Summary
Out of the box, the Raspberry Pi lacks an analog input.
This puts it at a disadvantage compared to microcontroller-based boards like the Arduino.
But dont despair: there are plenty of options to consider.
Get up and running with Raspberry Pi and an external ADC.
Why Add Inputs?
The possibilities are, more or less, limitless.
Options for ADCs
So, which ADC is best for beginners?
Among the most popular and straightforward options are theMCP3004(andMCP3008) chips from Microchip.
So, theres a tradeoff between speed and precision (and, naturally, price).
This is what allows the Arduino to provide analog inputs where the Raspberry Pi cant.
Here, well keep it simple, with an ADS1115 from Adafruit.
What Is a Programmable Gain Amplifier?
This chip comes with a few interesting features, including a Programmable Gain Amplifier (PGA).
This will let you set the desired range of values digitally, down to a fraction of a volt.
The advantage here is that you’re free to change the gain midway through the program.
What About Multiplexing?
A multiplexer (or mux) is a switch that lets you read many inputs using a single ADC.
If your ADC chip comes with many input pins, then theres some internal multiplexing going on.
Dealing With Registers
The ADS1115 provides these options, and a few more besides.
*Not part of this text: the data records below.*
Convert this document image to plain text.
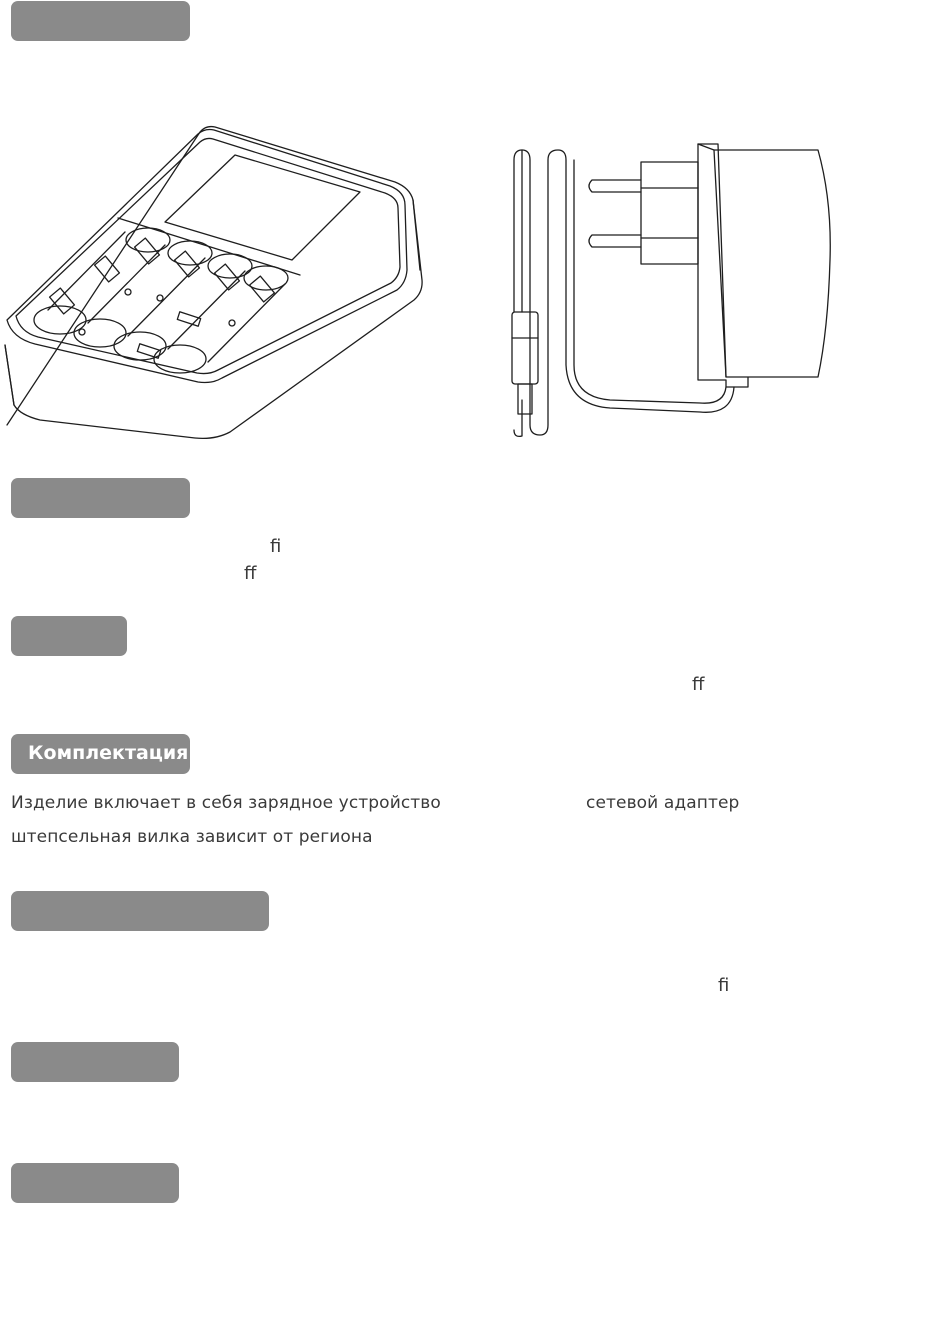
ﬁ
ﬀ
ﬀ
Комплектация
Изделие включает в себя зарядное устройство	сетевой адаптер
штепсельная вилка зависит от региона
ﬁ
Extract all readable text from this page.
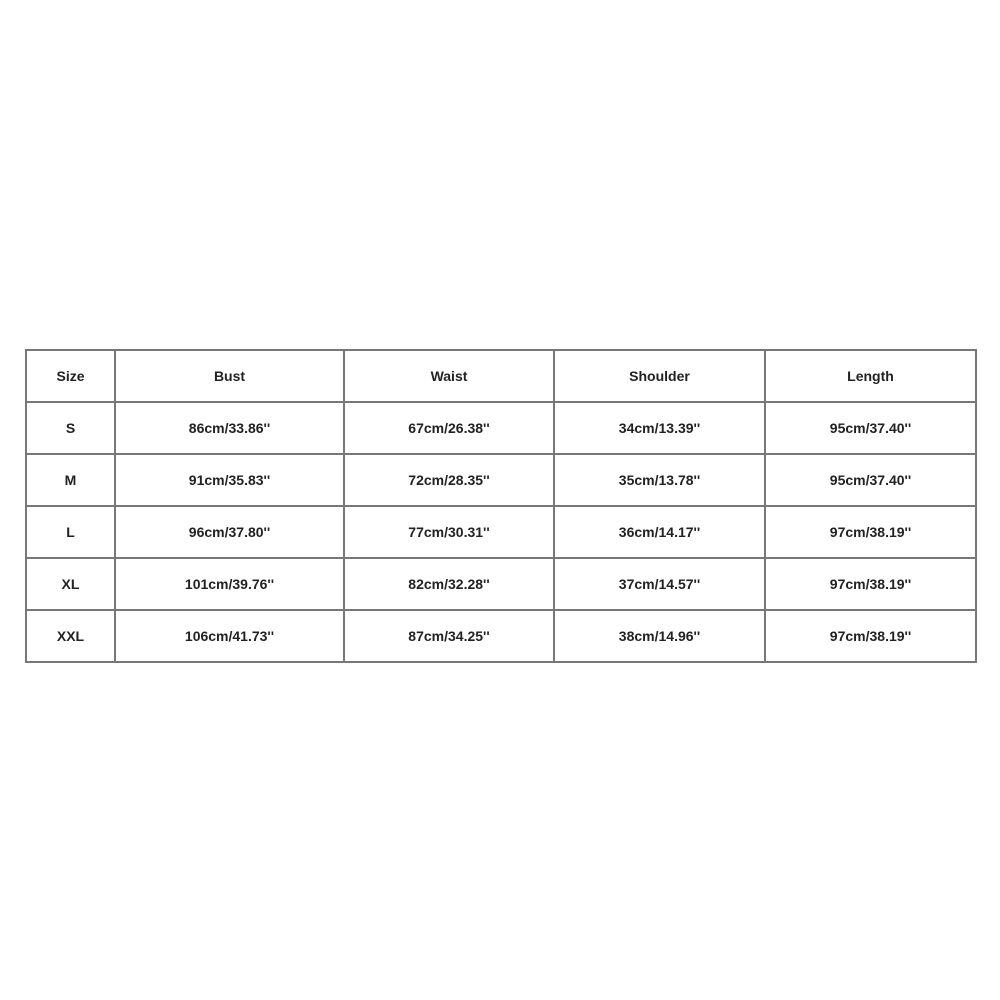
Size	Bust	Waist	Shoulder	Length
S	86cm/33.86''	67cm/26.38''	34cm/13.39''	95cm/37.40''
M	91cm/35.83''	72cm/28.35''	35cm/13.78''	95cm/37.40''
L	96cm/37.80''	77cm/30.31''	36cm/14.17''	97cm/38.19''
XL	101cm/39.76''	82cm/32.28''	37cm/14.57''	97cm/38.19''
XXL	106cm/41.73''	87cm/34.25''	38cm/14.96''	97cm/38.19''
But where are those switches?
Theyre inside the package, in the form of very small bits of memory calledregisters.
For example, bits 14 to 12 control the multiplexer.
Using these three bits, you could select from eight configurations.
The one youll want here is 100, which will give the difference between input zero and ground.
Bits 7 to 5, on the other hand, govern the sample rate.
If you want the maximum of 860 samples per second, you could set these to 111.
Once you know which options to set, youll have two bytes to send to the ADC.
Heres where it might get confusing.
In this case, the binary isnt representing a value, but the values of individual switches.
You could express these variables as one big number, in decimal or in hexadecimal.
Wiring It Up
it’s possible for you to plug this equipment straight into the breadboard.
Thats all it’s crucial that you get going!
Dealing With I2C
Different ADCs work via different protocols.
In the case of our ADS1115,were going to be using I2C.
The following example will interact with the ADC using Python.
But before you do that, youll need to set it up.
Recent versions of Raspberry Pi OS have made this very simple.
Head toPreferences > Raspberry Pi Configuration.
Then, from theInterfacestab, switchI2Con.
To check everything is working, open a terminal and run:
This command will output a grid.
This is the address of your ADC.
Youll be dealing with two methods here.
The second isread_word_data(), which accepts just the gadget address and the register.
The ADC will be continuously reading voltages and storing the result in the conversion register.
With this method, you’re free to retrieve the contents of that register.
it’s possible for you to beautify the result a little bit, and then print it.
Before you go back to the start of the loop, introduce a short delay.
This will ensure youre not overwhelmed with data.
Youre just about done.
The value of your potentiometer can make a difference, too.
There are also software options.
You might create a rolling average, or simply disregard small changes.
The downside there is that extra code will impose a computational cost.
So, why not take things further?
Tie multiple potentiometers together, or try reading light, sound, or temperature.
Expand the controller youve just made, and create a Raspberry Pi setup thats truly hands-on!